Rumah Jenny tak besar, kecil tapi muat untuk kedua orang tuanya, Jenny sendiri dan dua ekor anjing yang kecil-kecil. Kamarnya masih sama seperti yang dulu, ada hiasan bintang-bintang di dindingnya. Direbahkannya tubuhnya di kasur empuk itu, lebih empuk daripada kasur bertingkat asrama Gehring yang ia tempati di Bethel, Maine. Rasanya bahagia berada di rumah sendiri, perasaan nyaman yang tak ia temui di tempat lain.
"Bommie!! Turun ada temanmu!" suara ibunya menaik ke atas.
Jenny masih lelah, matanya masih menyipit. Teman? Teman yang mana? "Bommie" lagi, aku tak suka dipanggil Bom! Nama itu sudah kutinggalkan sejak berangkat ke Amerika. Namaku sekarang Jenny! Jenny menggerutu dalam hati. Tapi dia bukan anak durhaka, dan akhirnya menurut turun ke bawah walau dipanggil "Bommie" oleh ibunya.
Seorang anak laki-laki tersenyum manis. Jenny membalasnya dengan senyuman juga.
"Noona2.." anak laki-laki itu setengah berlari ingin memeluk Jenny. Jenny minggir, tak mau dipeluk oleh anak laki-laki itu. Brukk, anak laki-laki itu bibirnya memeluk tembok.
"Eitss.. biasanya kita berpelukan kalau bertemu?" tanya TOP sambil memegangi bibirnya yang tiba-tiba bengkak. Suara bass-nya yang sangat serak sekali itu tak jelas terdengar karena tertutup tangan.
Jenny terdiam. Dia tak menyangka TOP jadi sebesar itu setelah setahun tak bertemu. Mukanya yang dulu terlihat polos sekarang terlihat seperti mafia! Garang dan seperti ingin menerkamnya. Apalagi suaranya yang berubah menjadi besar juga.
"Mianhe3, aku sedang tak ingin dipeluk.." kata Jenny.
"Ah.. arraso4, aku ingin mengajakmu jalan-jalan, bersama teman-temanku!" TOP duduk di kursi tanpa disuruh.
"Kapan?" tanya Jenny.
"Besok siang..aku akan menjemput noona! Kita akan naik kapal!"
Jenny bengong, sepertinya isi kepalanya masih tertinggal di bandara. Besok?naik kapal?. Badannya masih capek sekali hari itu, Â jet lag. Tapi kemudian ditatapinya laki-laki di depannya. TOP sedang memandangi jajangmyun5 yang baru saja diletakkan oleh ibu Jenny di meja. Mukanya kelaparan dan air liurnya sudah setengah menetes.
"Ya, yahh makanlah itu," kata Jenny.
"Wah, jadi noona setuju? Hore!" TOP langsung mengambil sumpit stainless steel dan memakan jajangmyun itu dengan tangannya, eh. Jenny langsung tersenyum melihatnya, mulut TOP belepotan sampai ke lehernya, seksi sekali!

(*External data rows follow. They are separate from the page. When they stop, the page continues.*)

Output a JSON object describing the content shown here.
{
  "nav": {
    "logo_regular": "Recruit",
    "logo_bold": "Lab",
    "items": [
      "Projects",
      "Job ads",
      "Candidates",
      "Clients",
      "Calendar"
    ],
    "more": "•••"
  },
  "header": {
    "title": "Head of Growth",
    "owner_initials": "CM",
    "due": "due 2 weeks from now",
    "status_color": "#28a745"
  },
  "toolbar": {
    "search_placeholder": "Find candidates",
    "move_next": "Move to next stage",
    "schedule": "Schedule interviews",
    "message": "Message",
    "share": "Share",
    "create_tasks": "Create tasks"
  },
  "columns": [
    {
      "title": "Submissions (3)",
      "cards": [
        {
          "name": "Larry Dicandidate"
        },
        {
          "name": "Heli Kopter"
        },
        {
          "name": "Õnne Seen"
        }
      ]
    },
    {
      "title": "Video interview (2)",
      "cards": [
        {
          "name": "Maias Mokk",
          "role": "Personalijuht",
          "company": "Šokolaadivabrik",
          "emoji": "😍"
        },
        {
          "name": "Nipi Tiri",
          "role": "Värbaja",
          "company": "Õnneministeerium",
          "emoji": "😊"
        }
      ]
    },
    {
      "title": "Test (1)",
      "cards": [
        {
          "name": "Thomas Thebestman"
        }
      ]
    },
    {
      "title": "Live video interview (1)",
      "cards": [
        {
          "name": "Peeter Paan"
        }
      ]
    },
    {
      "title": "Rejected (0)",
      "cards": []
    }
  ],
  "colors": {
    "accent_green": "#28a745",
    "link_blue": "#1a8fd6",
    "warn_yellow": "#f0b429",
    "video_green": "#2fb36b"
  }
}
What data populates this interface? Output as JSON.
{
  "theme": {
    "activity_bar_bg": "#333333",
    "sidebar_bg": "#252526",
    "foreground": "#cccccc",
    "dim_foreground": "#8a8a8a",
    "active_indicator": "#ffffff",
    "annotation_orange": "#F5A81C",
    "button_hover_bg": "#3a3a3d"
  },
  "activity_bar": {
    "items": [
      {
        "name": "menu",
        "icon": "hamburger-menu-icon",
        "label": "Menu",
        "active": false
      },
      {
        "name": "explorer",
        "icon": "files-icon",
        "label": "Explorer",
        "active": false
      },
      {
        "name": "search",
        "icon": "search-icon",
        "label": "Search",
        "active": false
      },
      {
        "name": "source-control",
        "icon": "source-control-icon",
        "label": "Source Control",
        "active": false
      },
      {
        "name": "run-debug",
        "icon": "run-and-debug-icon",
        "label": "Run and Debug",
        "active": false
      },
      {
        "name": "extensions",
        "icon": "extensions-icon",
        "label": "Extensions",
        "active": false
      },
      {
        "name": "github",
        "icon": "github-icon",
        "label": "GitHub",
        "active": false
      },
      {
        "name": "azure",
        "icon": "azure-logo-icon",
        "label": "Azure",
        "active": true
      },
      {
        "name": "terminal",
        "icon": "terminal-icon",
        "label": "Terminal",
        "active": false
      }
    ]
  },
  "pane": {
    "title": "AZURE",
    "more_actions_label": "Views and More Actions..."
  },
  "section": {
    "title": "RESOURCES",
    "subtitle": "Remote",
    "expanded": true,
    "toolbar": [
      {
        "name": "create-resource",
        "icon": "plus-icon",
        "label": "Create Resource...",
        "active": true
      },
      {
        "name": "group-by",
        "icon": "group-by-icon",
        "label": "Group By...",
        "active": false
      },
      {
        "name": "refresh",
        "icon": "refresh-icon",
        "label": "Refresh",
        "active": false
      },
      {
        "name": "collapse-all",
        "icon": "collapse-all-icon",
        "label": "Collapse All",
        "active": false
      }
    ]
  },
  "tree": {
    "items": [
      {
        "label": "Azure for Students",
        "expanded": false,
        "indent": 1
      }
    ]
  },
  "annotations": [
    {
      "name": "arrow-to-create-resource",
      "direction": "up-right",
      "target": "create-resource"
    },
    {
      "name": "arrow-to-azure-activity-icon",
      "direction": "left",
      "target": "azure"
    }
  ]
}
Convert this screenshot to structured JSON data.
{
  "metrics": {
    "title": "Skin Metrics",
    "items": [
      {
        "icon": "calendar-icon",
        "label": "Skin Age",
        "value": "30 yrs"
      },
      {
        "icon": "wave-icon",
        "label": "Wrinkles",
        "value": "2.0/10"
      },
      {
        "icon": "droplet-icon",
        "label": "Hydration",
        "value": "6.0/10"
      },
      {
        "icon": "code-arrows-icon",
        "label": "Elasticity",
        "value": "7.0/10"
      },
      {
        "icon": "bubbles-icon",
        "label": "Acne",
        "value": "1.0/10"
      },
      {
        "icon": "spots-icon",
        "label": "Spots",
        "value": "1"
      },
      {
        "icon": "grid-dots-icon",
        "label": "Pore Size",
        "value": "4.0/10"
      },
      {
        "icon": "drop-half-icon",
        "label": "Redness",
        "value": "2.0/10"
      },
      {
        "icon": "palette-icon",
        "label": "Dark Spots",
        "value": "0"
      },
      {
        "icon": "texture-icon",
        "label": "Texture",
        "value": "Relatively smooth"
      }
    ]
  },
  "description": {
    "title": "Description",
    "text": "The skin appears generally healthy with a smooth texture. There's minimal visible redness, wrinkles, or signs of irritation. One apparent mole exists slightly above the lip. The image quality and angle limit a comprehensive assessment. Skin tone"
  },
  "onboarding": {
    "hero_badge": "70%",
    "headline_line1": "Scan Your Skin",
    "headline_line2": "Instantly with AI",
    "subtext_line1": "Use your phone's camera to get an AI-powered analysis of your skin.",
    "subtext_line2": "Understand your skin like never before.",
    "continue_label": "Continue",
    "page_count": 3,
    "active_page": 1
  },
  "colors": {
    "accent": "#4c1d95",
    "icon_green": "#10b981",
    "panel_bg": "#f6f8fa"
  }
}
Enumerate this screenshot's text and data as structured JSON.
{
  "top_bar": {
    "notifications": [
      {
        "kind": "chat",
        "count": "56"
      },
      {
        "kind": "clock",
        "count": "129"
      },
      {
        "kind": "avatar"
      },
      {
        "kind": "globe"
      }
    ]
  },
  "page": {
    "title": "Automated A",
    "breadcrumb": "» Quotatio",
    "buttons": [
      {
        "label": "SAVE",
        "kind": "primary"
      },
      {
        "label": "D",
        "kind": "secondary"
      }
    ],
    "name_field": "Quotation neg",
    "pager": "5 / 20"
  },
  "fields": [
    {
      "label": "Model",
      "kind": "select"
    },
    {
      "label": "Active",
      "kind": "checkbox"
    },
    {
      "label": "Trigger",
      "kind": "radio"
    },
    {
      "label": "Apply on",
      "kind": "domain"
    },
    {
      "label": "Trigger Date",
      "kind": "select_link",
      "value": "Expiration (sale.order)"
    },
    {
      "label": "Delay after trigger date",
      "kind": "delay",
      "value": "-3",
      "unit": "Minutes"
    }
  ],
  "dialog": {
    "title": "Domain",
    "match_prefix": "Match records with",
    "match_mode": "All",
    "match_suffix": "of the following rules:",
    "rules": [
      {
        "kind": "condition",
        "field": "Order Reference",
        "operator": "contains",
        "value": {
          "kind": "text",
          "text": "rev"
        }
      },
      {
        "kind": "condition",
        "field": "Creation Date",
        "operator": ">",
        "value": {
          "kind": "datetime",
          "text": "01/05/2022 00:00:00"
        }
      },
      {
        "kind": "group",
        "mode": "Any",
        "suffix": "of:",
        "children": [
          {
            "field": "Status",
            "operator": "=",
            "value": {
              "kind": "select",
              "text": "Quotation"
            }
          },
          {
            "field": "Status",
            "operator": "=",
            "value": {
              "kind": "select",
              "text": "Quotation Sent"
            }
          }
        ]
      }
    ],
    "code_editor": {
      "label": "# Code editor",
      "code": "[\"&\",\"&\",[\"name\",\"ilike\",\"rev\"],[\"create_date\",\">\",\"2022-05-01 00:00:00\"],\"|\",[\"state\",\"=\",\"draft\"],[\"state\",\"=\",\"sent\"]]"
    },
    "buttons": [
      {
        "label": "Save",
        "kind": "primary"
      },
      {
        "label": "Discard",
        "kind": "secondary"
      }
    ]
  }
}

Tas punggungnya berwarna merah, sama seperti warna pakaian dalamnya. Itu warna keramat bagi Jenny. Di dalam tas itu ada tas kecil berisi kosmetik, roti krim pisang, Samsung Galaxy S4, Iphone 5, Ipad, dan dompet kecil berisi lembaran dollar dan won. Sebuah notes dan pena berwarna merah luarnya-walaupun tintanya hitam, ikut dia masukkan juga ke tas punggungnya.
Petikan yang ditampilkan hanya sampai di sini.